There is no evidence that the appellee’s negative action in failing to more promptly obtain medical assistance imputed to her any intent to permit the child to continue to suffer or to die. When she noticed that the child was in a semi-conscious state, she fed her liquids to give her strength. Upon noticing a deterioration in her physical condition, she called upon a friend to assist her. The child was then bathed with alcohol, her temperature taken and she was dressed in pajamas. Thereafter, a volunteer fire company ambulance was called and the child was taken to the hospital. Although deficient, the treatment attempted, with obvious negligence, by the appellee was in no way intended to cause her daughter any greater suffering, or death. As in Craig v. State, supra, the choice made by the appellant was the wrong one; even though it may have constituted an abnegation of her parental duty and an abuse of parental discretion, such failure to seek medical care was not intended to cause, or inflict, any “physical injury.”
Although facts which might establish a continuing “course of conduct of cruel and inhumane” treatment, resulting in “physical injury” to a minor child may be visualized, we do not have such evidence here. There is no suggestion in the evidence that the appellant had ever assaulted, beaten or abused the child or treated it cruelly or inhumanely. We have only the mother’s failure to promptly summon medical aid, coupled with expert testimony that with *435surgical intervention — as much as an hour before death — the child “would have had a chance to live.” The appellee’s negative conduct in this regard, without any showing of malice or scienter, did not constitute “cruel and inhumane treatment” as contemplated within the terms of the statute.
I would reverse the judgment of the Circuit Court for Calvert County.

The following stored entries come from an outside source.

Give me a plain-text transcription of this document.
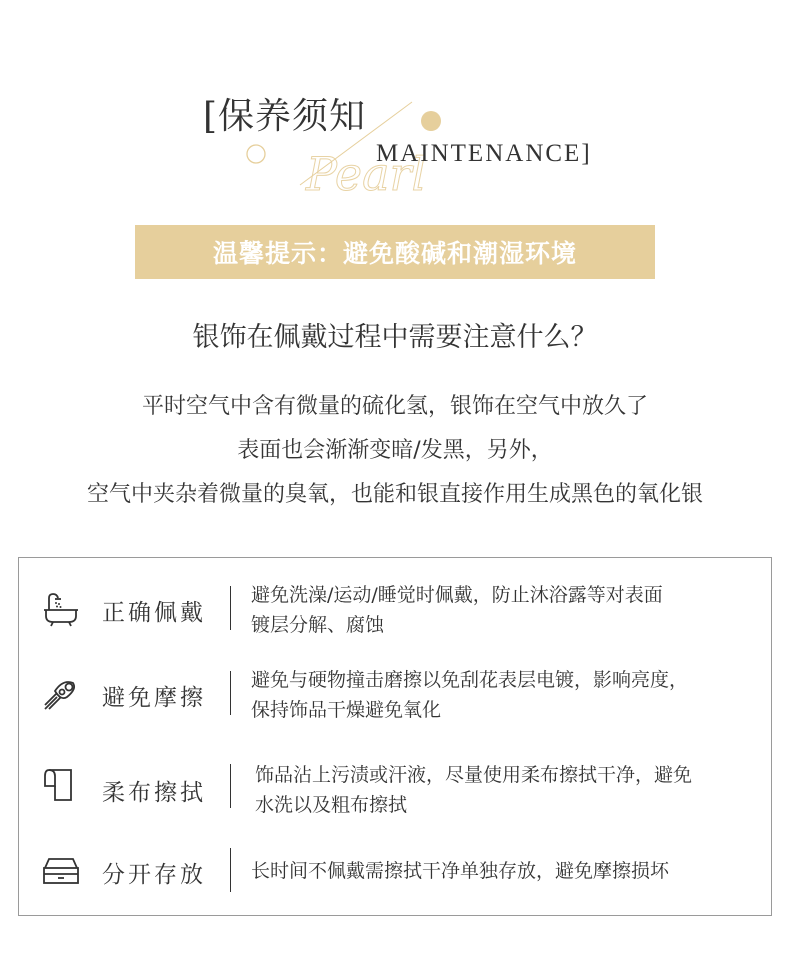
Pearl
[保养须知
MAINTENANCE]
温馨提示：避免酸碱和潮湿环境
银饰在佩戴过程中需要注意什么？

平时空气中含有微量的硫化氢，银饰在空气中放久了

表面也会渐渐变暗/发黑，另外，

空气中夹杂着微量的臭氧，也能和银直接作用生成黑色的氧化银

正确佩戴
避免洗澡/运动/睡觉时佩戴，防止沐浴露等对表面
镀层分解、腐蚀
避免摩擦
避免与硬物撞击磨擦以免刮花表层电镀，影响亮度，
保持饰品干燥避免氧化
柔布擦拭
饰品沾上污渍或汗液，尽量使用柔布擦拭干净，避免
水洗以及粗布擦拭
分开存放 长时间不佩戴需擦拭干净单独存放，避免摩擦损坏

. See also the observations of Holmes, J. in Northern Securities Co. v. United States, 193 U. S. 197, 400 (1904), that “great cases, like hard cases, make bad law....”

. There is a certain parallel between the facts in the instant case and those in Craig v. State, supra; in both cases the parents attempted, albeit unsuccessfully and negligently, to alleviate the child’s suffering; in neither case were the respective parents the initial cause of the child’s malady.

. The indictment charged that the appellee “... did unlawfully abuse, Windy Lynn Fabritz, a minor child ... by inflicting physical injuries sustained as a result of cruel and inhumane treatment, or as a result of malicious act or acts,....”

. The appellee was acquitted of “assault and battery,” the trial court finding “no evidence in this case of any hitting or assaulting of the child by this defendant.” A co-defendant, Thomas (“Tommy”) Crockett, in whose custody the minor child had been, during the two-day period when she sustained her physical injuries was subsequently tried and acquitted for lack of evidence.